In Katrīna Sauškina’s magnificent installation, home resembles an old ornamental carpet, washed over by a fake, but very credible ocean wave, revived by glints of sunlight cast by a banal chandelier. Just as believable is a deer drawn by Jānis Blanks , an animal lost on somebody’s private estate together with other forest animals – because this, unmistakably, is the artist’s own deer. It is, in a way, similar to the characters created by Harijs Brants: clearly, their home is in his head. As for Mārtiņš Blanks, his childhood experience – a trip all alone to Madona – can hardly be understood by those who don’t even know what Madona is. It will, however, will speak volumes to those who share similar experiences. Likewise Inga Meldere’s efforts to identify the corners of Latvia she has visited by a single, totally ordinary “file” stored in her memory. Or the “commonplace” landscapes by Andris Eglītis, that have preserved an impression of a date and time.

It seems the focus of the exhibition this time was on the codes of expression and perception through which art travels from the artist to the viewer, and which are recognized as one’s own. Market pressure and europolitical involvement often treats the universality of the language of art as the usage of unified themes, signs and “safe” techniques, but by and large keep silent about the issue which is not the only one, but definitely the most significant for a vital practice of art: what goes on between art and the viewer “one-to-one”, being present in person, not through the mediation of newspaper articles heralding success.

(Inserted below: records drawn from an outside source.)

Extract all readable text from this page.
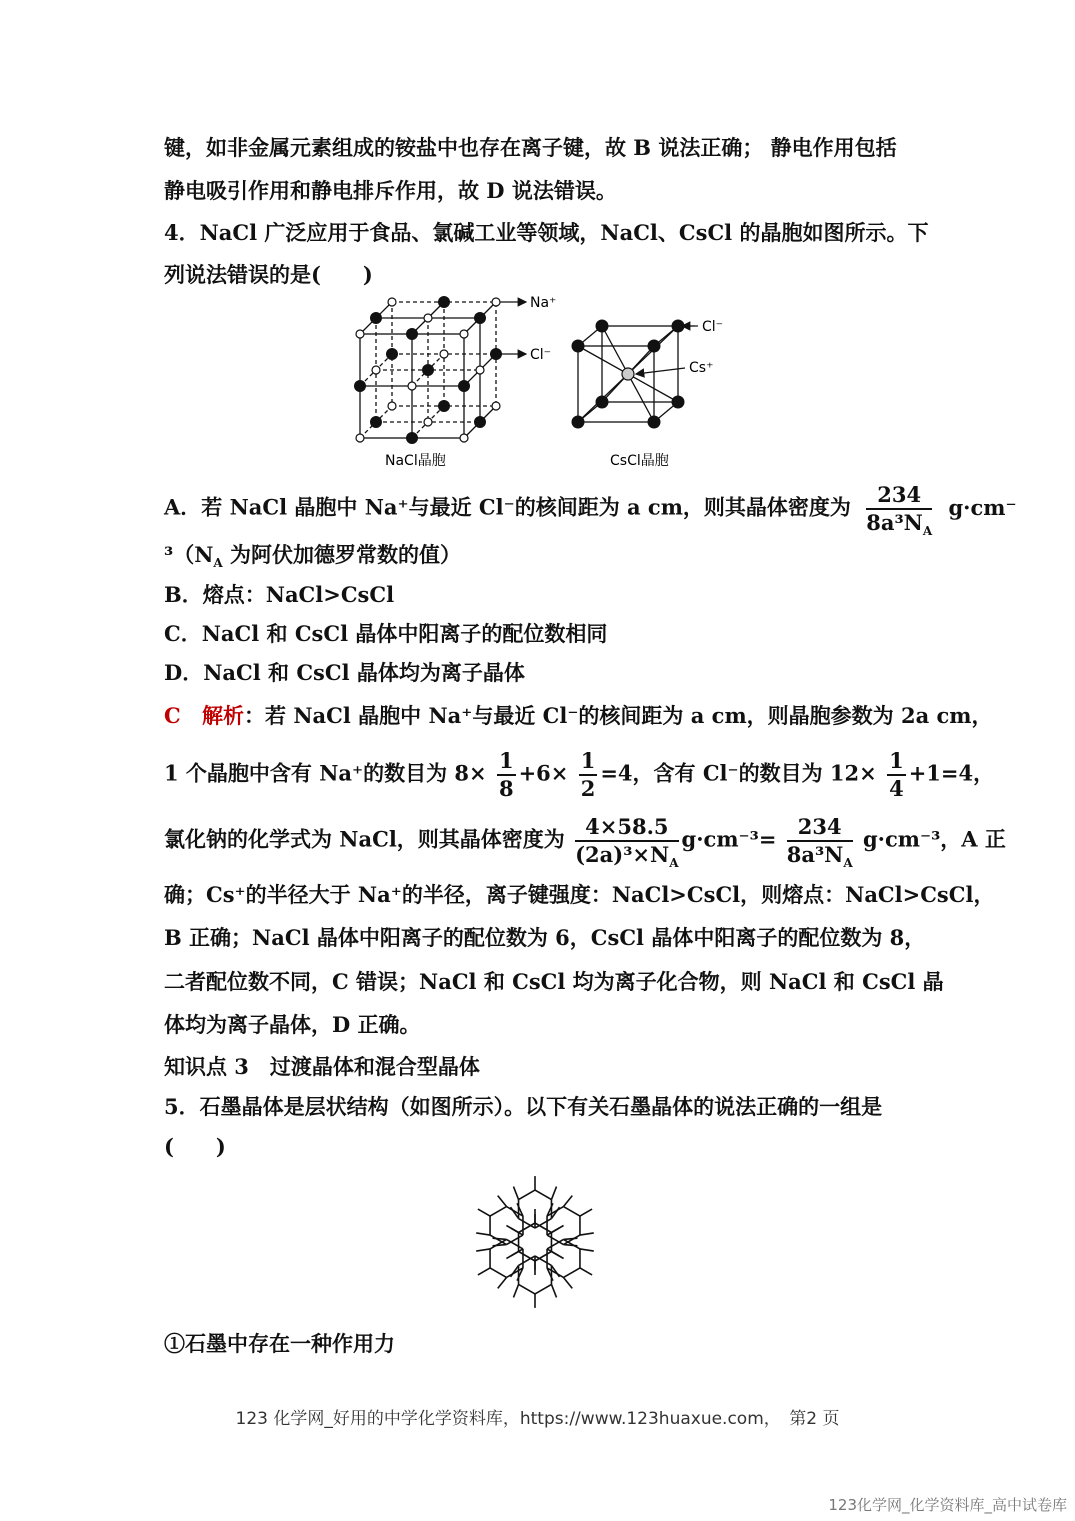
键，如非金属元素组成的铵盐中也存在离子键，故 B 说法正确； 静电作用包括
静电吸引作用和静电排斥作用，故 D 说法错误。
4．NaCl 广泛应用于食品、氯碱工业等领域，NaCl、CsCl 的晶胞如图所示。下
列说法错误的是(　　)
Na⁺
Cl⁻
NaCl晶胞
Cl⁻
Cs⁺
CsCl晶胞
A．若 NaCl 晶胞中 Na⁺与最近 Cl⁻的核间距为 a cm，则其晶体密度为 $\frac{234}{8a^3N_A} g\cdot cm^-$
$^3(N_A$ 为阿伏加德罗常数的值）
B．熔点：NaCl>CsCl
C．NaCl 和 CsCl 晶体中阳离子的配位数相同
D．NaCl 和 CsCl 晶体均为离子晶体
C 解析：若 NaCl 晶胞中 Na⁺与最近 Cl⁻的核间距为 a cm，则晶胞参数为 2a cm，
1 个晶胞中含有 Na⁺的数目为 $8\times \frac{1}{8} +6\times \frac{1}{2} =4$，含有 Cl⁻的数目为 $12\times \frac{1}{4} +1=4$，
氯化钠的化学式为 NaCl，则其晶体密度为 $\frac{4\times 58.5}{(2a)^3\times N_A} g\cdot cm^{-3}= \frac{234}{8a^3N_A} g\cdot cm^{-3}$，A 正
确；Cs⁺的半径大于 Na⁺的半径，离子键强度：NaCl>CsCl，则熔点：NaCl>CsCl，
B 正确；NaCl 晶体中阳离子的配位数为 6，CsCl 晶体中阳离子的配位数为 8，
二者配位数不同，C 错误；NaCl 和 CsCl 均为离子化合物，则 NaCl 和 CsCl 晶
体均为离子晶体，D 正确。
知识点 3　过渡晶体和混合型晶体
5．石墨晶体是层状结构（如图所示）。以下有关石墨晶体的说法正确的一组是
(　　)
①石墨中存在一种作用力
123 化学网_好用的中学化学资料库，https://www.123huaxue.com，　第2 页
123化学网_化学资料库_高中试卷库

I have heard critical comments about Wonderful Journey as well: on the local scale, without irony, apolitical. Unbidden and uninvited, I spring to its defence: maybe arbitrarily, but it is in these qualities that I see a topical ideological message. A movement towards “downshifting” (as opposed to “development” – the idol of past times), which can also be easily associated with the idiomatic expression “to come down to earth”.

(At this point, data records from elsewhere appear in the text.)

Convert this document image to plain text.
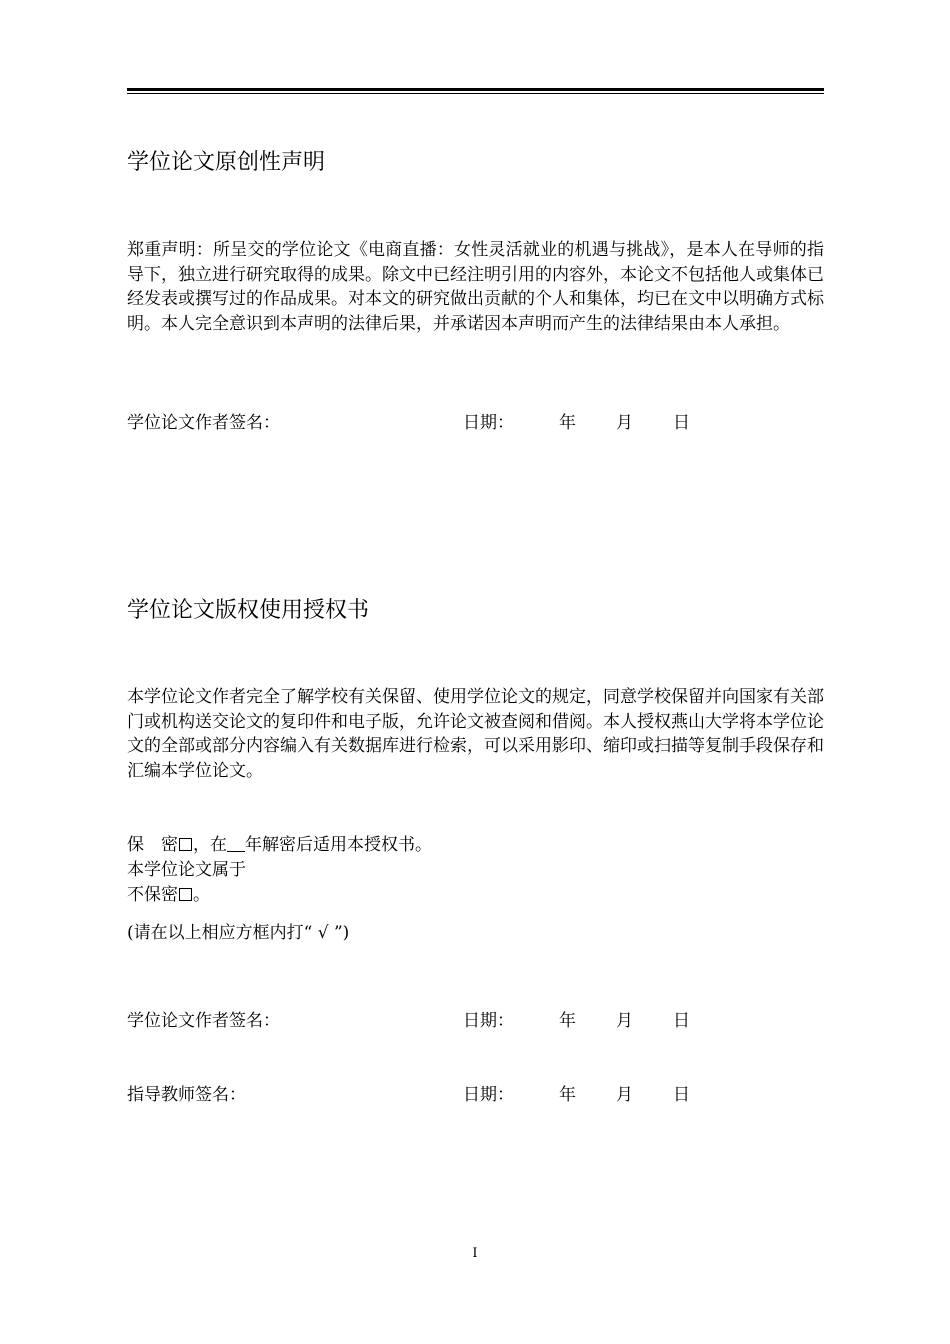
学位论文原创性声明
郑重声明：所呈交的学位论文《电商直播：女性灵活就业的机遇与挑战》，是本人在导师的指导下，独立进行研究取得的成果。除文中已经注明引用的内容外，本论文不包括他人或集体已经发表或撰写过的作品成果。对本文的研究做出贡献的个人和集体，均已在文中以明确方式标明。本人完全意识到本声明的法律后果，并承诺因本声明而产生的法律结果由本人承担。
学位论文作者签名：	日期：	年 月 日
学位论文版权使用授权书
本学位论文作者完全了解学校有关保留、使用学位论文的规定，同意学校保留并向国家有关部门或机构送交论文的复印件和电子版，允许论文被查阅和借阅。本人授权燕山大学将本学位论文的全部或部分内容编入有关数据库进行检索，可以采用影印、缩印或扫描等复制手段保存和汇编本学位论文。
保　密 ，在 年解密后适用本授权书。
本学位论文属于
不保密 。
(请在以上相应方框内打“ √ ”)
学位论文作者签名：	日期：	年 月 日
指导教师签名：	日期：	年 月 日
I
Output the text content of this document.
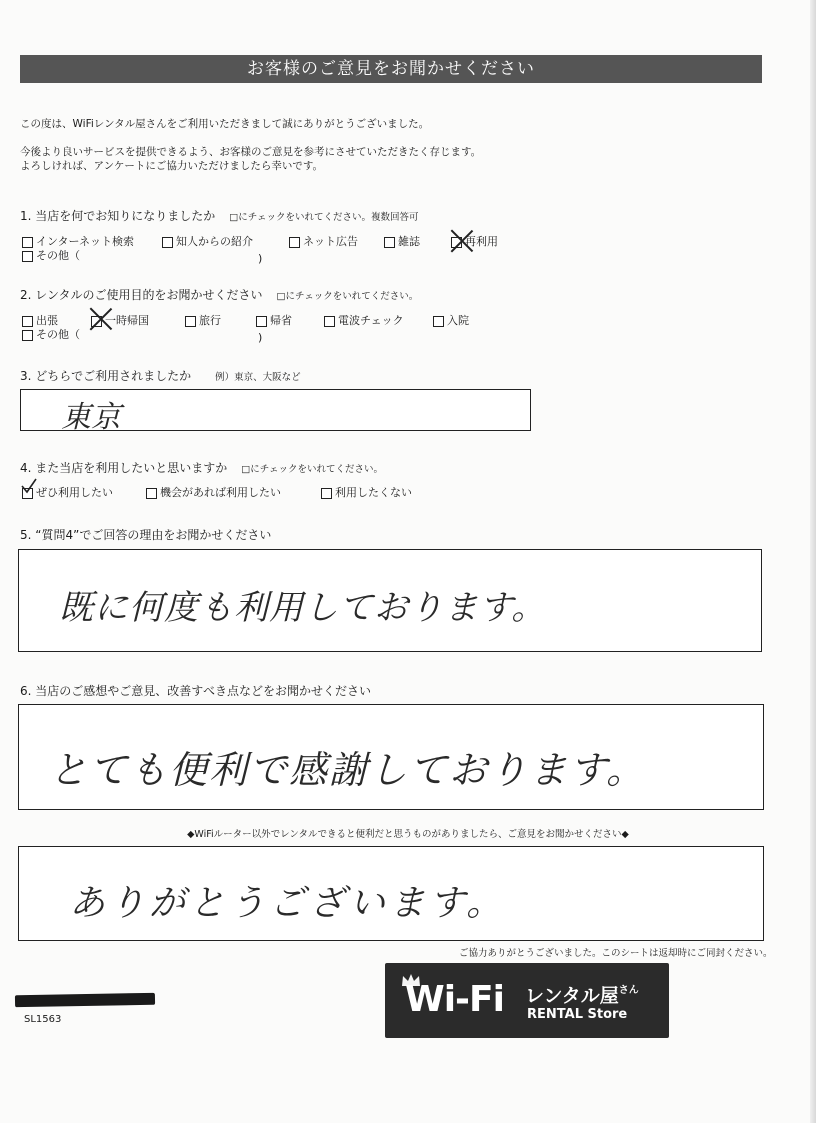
お客様のご意見をお聞かせください
この度は、WiFiレンタル屋さんをご利用いただきまして誠にありがとうございました。
今後より良いサービスを提供できるよう、お客様のご意見を参考にさせていただきたく存じます。
よろしければ、アンケートにご協力いただけましたら幸いです。
1. 当店を何でお知りになりましたか □にチェックをいれてください。複数回答可
インターネット検索	知人からの紹介	ネット広告	雑誌	再利用
その他（	)
2. レンタルのご使用目的をお聞かせください □にチェックをいれてください。
出張	一時帰国	旅行	帰省	電波チェック	入院
その他（	)
3. どちらでご利用されましたか	例）東京、大阪など
東京
4. また当店を利用したいと思いますか □にチェックをいれてください。
ぜひ利用したい	機会があれば利用したい	利用したくない
5. “質問4”でご回答の理由をお聞かせください
既に何度も利用しております。
6. 当店のご感想やご意見、改善すべき点などをお聞かせください
とても便利で感謝しております。
◆WiFiルーター以外でレンタルできると便利だと思うものがありましたら、ご意見をお聞かせください◆
ありがとうございます。
ご協力ありがとうございました。このシートは返却時にご同封ください。
SL1563	Wi-Fi レンタル屋$^{さん}$
RENTAL Store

Dear old Wikipedia names, as primary features of this behavioural model or trend, withdrawal from the “rat race” and a rejection of “materialistic obsession”. In the context of the past five years, for the explanation of these phenomena, it seems, Wikipedia is unnecessary. The future will show what trends the global post-crisis reality will bring into the field of aesthetics, but its impact seems to be already present in the communicative function of art, as a desire for contact, maximally unmediated, between the artist and his audience.

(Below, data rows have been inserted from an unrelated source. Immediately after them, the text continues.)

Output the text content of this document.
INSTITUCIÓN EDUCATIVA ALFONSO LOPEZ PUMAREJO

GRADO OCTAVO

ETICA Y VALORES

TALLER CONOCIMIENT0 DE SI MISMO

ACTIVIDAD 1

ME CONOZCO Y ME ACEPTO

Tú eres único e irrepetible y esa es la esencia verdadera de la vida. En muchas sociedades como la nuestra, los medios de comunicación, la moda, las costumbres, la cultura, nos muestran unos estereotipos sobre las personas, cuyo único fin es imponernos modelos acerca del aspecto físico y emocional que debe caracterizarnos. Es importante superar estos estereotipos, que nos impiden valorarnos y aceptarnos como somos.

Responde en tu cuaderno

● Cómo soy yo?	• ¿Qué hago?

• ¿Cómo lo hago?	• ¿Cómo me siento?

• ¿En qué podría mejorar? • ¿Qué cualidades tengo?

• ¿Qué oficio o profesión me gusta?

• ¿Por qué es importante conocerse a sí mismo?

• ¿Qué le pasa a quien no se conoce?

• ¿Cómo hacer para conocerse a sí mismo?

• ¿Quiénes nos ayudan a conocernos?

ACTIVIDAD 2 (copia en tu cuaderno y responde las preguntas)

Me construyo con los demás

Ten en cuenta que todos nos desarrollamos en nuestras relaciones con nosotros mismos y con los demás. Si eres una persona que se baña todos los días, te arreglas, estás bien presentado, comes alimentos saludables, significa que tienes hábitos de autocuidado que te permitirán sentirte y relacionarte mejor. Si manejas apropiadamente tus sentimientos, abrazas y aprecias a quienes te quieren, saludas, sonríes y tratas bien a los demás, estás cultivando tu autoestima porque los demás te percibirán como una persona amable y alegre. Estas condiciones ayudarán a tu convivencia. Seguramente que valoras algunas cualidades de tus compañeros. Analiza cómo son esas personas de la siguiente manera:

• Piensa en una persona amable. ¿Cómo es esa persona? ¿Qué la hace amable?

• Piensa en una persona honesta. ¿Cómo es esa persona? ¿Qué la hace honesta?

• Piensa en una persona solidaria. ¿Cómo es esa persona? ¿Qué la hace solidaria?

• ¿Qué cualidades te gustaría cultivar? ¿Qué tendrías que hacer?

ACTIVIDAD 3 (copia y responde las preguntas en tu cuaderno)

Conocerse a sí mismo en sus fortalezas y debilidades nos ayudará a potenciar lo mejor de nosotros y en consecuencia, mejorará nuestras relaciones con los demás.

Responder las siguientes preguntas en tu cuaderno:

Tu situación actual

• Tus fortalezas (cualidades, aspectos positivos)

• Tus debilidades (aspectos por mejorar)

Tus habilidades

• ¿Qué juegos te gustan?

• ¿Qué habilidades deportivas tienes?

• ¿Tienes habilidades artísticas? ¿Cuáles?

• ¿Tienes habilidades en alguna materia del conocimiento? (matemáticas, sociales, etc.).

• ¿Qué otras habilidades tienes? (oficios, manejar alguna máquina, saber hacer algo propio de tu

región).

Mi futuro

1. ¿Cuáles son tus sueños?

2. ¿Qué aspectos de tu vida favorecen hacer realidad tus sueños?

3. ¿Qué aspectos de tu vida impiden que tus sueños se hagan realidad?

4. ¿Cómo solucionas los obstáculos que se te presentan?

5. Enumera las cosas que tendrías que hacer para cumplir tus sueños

This “coming back down to earth” I would gladly see as more frequent reciprocal visits between the artist and those living next door – let’s say, a doctor or a student, instead of running into each other once every two years during a biennial. A global benefit would be the lower consumption of aircraft fuel, but local gains – more of those references to art as a personal experience, such as I heard after Wonderful Journey, and that encouraged me to nominate it “Exhibition of the Year”.